又是一年腊月二十,砚峡乡卫生院派人送来十个油饼,包装精美,八个油饼,在华亭县这个地方,熟悉不过,油饼上写着“马年快乐,感谢您疫情期间守候关山屏障,为华亭所做的热情贡献”。疫情这几年,作为一名医生,在没有报酬的抗疫情斗争中,卫生院对我们之一类人群,有用之时呼来唤去,若不服从,免去公共卫生所受待遇;几十年以来,在2026年春节前收到十个油饼,也是大幸。看到这十个油饼,我尝了一下,这是华亭穆斯林制作的油饼,觉得味道很一般。这不禁让我怀念起小时候母亲做的“土油饼”。
在那个物质匮乏的年代,我们是盼望春节的到来。因为春节到来,穿新衣服,放鞭炮,贴春联,意味着我们能吃上“土油饼”。

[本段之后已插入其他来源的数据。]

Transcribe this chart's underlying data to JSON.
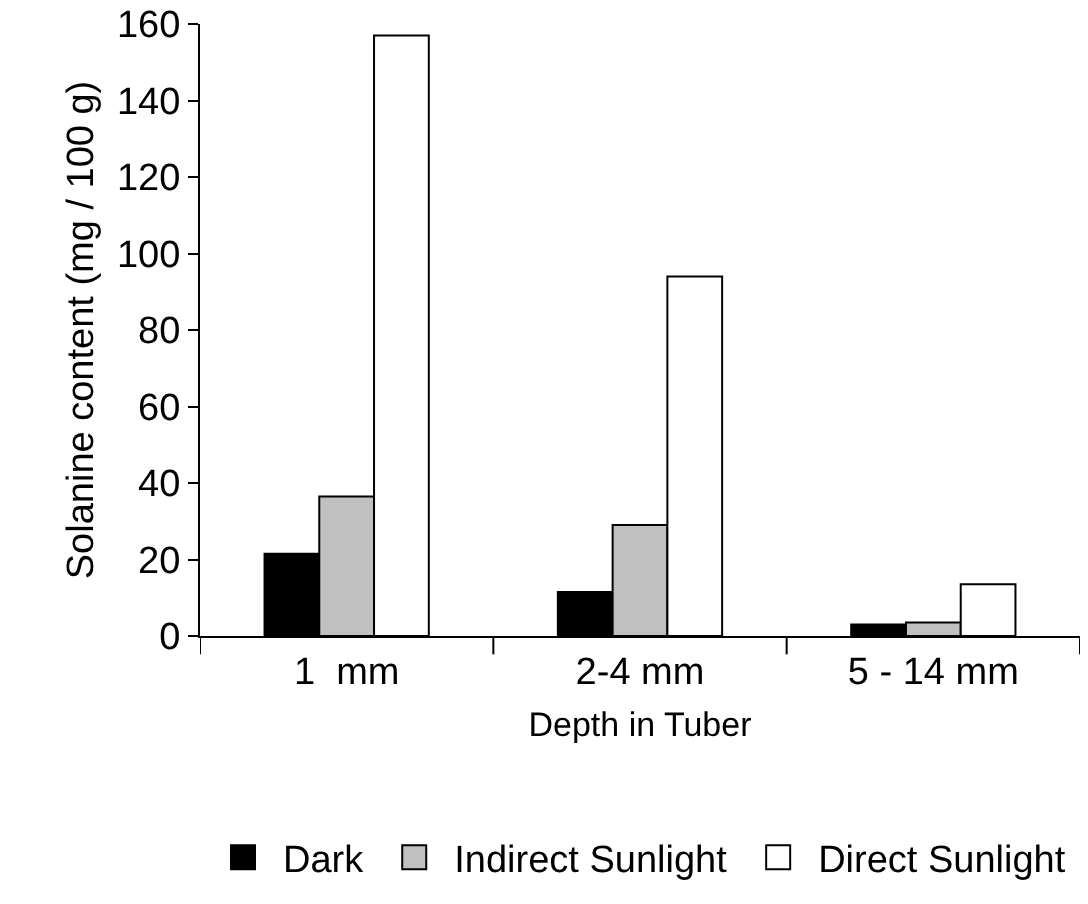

那时候土油饼包装很简单,土油饼用麻型纸包装,华亭老市场门口就有,十个油饼,包装纸一包起来,外观鲜美,走亲戚很实惠,回民、汉民都觉得油亮亮的油饼,纯纯的胡麻油,显露出亲情的味道,从华亭老市场走出来,引起人们的围观,这人很有钱,我们拿着粮票购买五毛钱的饼干,人家购买五元钱的油饼,他们看着油饼,垂涎欲滴。当油饼香味飘过身旁时迫不及待地想咬一口,甜甜的。香香的、酥酥的。吃的时候,一只手小心地在下巴下托着,连掉下下来的渣儿都一点的舔掉,那个时候很穷,过年能这样的吃一个油饼是很奢侈的。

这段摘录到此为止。